Les enfants sont bruyants !
“Chut” est un mot que je souhaiterais utiliser avec plus d’attention quand je suis auprès d’enfants. On demande de manière quasi instantanée aux enfants d’être silencieux mais j’aimerais bien réfléchir sérieusement à cette question et que l’on prenne plus le temps de choisir les moments où le silence est bien nécessaire.
J’ai l’impression que l’on demande aux enfants tout un tas d’éléments afin de réajuster ce qui font justement d’eux des enfants. “Se tenir bien”, “écouter les adultes”, “ne pas courir” : ce sont des règles que nous avons, je pense, tous.tes entendues et auxquelles nous avons dû nous plier. Je n’insinue pas que ces règles soient définitivement à effacer, mais simplement j’aspire à ce que nous mettions un sens, à chaque fois, derrière les demandes, voir les obligations que nous imposons aux enfants. Et dernièrement, c’est sur cette demande de silence que j’ai souhaité me pencher. Pourquoi je demande aux enfants de faire moins de bruit ?

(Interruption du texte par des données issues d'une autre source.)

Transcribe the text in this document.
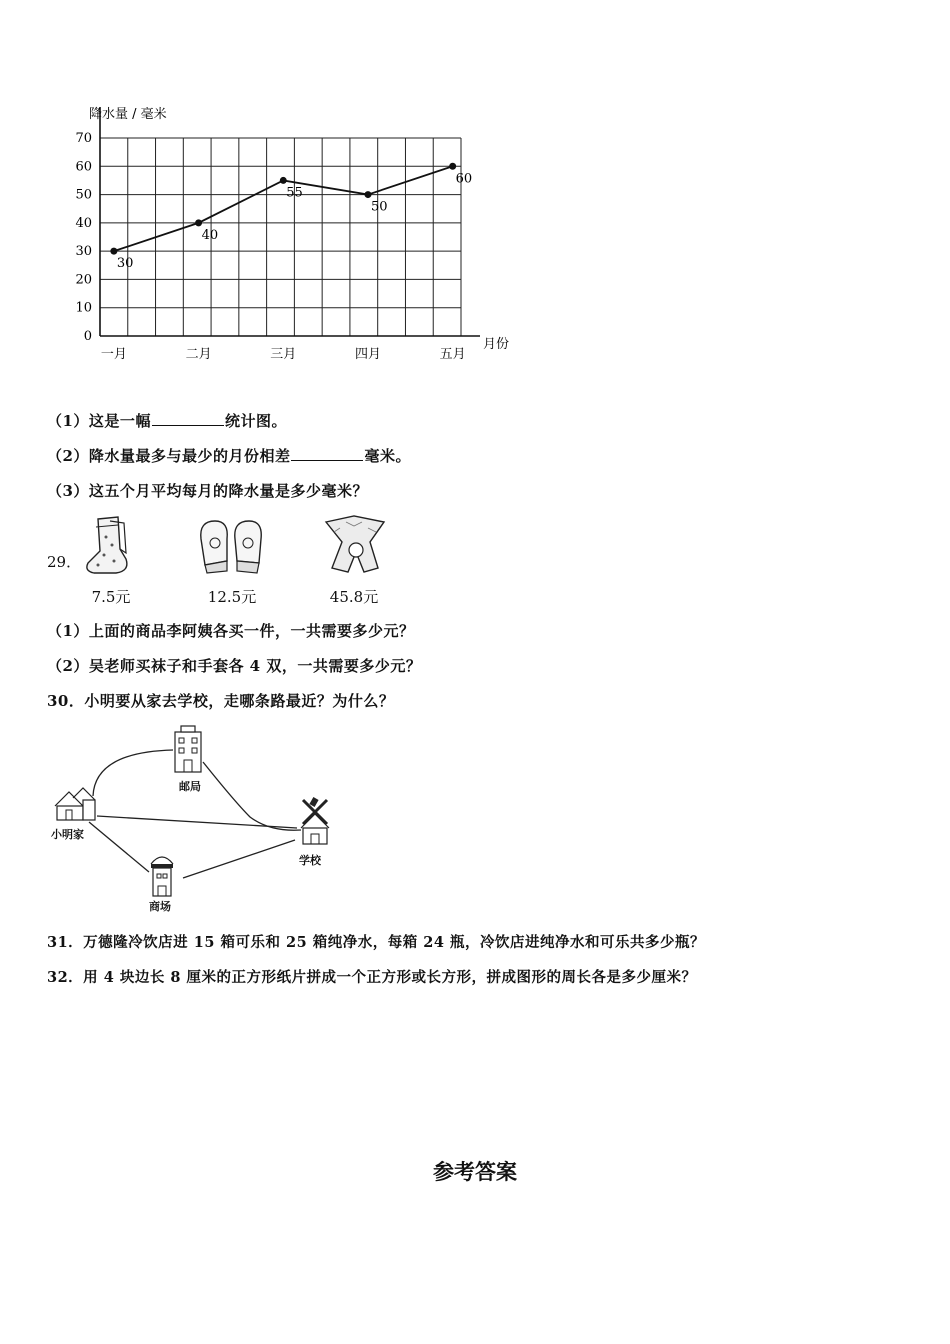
0
10
20
30
40
50
60
70
一月	二月	三月	四月	五月
30
40
55
50
60
降水量 / 毫米
月份
（1）这是一幅	统计图。
（2）降水量最多与最少的月份相差	毫米。
（3）这五个月平均每月的降水量是多少毫米？
29．
7.5元	12.5元	45.8元
（1）上面的商品李阿姨各买一件，一共需要多少元？
（2）吴老师买袜子和手套各 4 双，一共需要多少元？
30．小明要从家去学校，走哪条路最近？为什么？
小明家
邮局
学校
商场
31．万德隆冷饮店进 15 箱可乐和 25 箱纯净水，每箱 24 瓶，冷饮店进纯净水和可乐共多少瓶？
32．用 4 块边长 8 厘米的正方形纸片拼成一个正方形或长方形，拼成图形的周长各是多少厘米？
参考答案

Alors souvent je le fais car j’ai une consigne à leur faire passer, une information importante à leur donner, parce qu’un.e de leur camarade prend la parole, etc… Mais parfois, en pleine activité, alors qu’aucun silence n’est requis, je me vois tenter de dire “chut”, s’il n’est pas déjà sorti spontanément..
Alors oui, le bruit peut-être un vrai souci lorsque cela perturbe notre concentration ou dans le cas de sensibilité particulière à celui-ci. Mais parfois, je me rends compte que c’est simplement ma patience qui est mise à l’épreuve. Je constate que c’est l’intégration de toutes ces années à avoir entendu des adultes demander un silence royal dans n’importe quelle situation qui me guide. Parce qu’un enfant, ça n’a pas le droit d’être bruyant.
C’est une anecdote récente que l’on m’a raconté qui m’a donné envie d’écrire à ce sujet : “Dans un groupe, sur un temps de goûter, un enfant est venu me demander s’il pouvait raconter une blague. J’ai demandé aux autres enfants de prêter attention à leur camarade. La devinette a mobilisé tous ces petits cerveaux, et bientôt c’est une dizaine d’enfants qui avait mille blagues à raconter. Une vraie session de stand-up s’était mise en place et tout le monde se prêtait au jeu avec entrain. Évidemment, du stand-up, ce n’est pas silencieux, et le bruit faisait partie de l’amusement. Seulement, mon collègue qui n’avait rien vu et arrivait en cours de route a perçu, à ses yeux, un vrai bazar! Sans même me concerter, je l’ai entendu hausser le ton “Mais ça va pas, vous faites beaucoup trop de bruit, je vous entendais du couloir, vous baissez d’un ton …[etc]” Ce petit groupe a dû se taire, cesser ce qui les faisait tant rire, tout en devant comprendre que ce qui les a amusé pendant de longues minutes, était un mauvais comportement”.
Cela fait quelque temps que désormais, lorsque ce “chut” s’apprête à sortir, je me pose un peu pour les regarder, ces enfants bruyants, et me demander si ce bruit met en péril quoi que ce soit de si important. Y’a t-il une vraie raison valable de leur demander de se restreindre (au risque que cela ne fonctionne même pas, que l’on se fatigue, que l’on rentre en conflit) ? Si je ne trouve pas de raison valable autre que ma patience et l’idée trop ancrée de devoir avoir le silence sans justification, alors je les laisse être bruyants, être des enfants.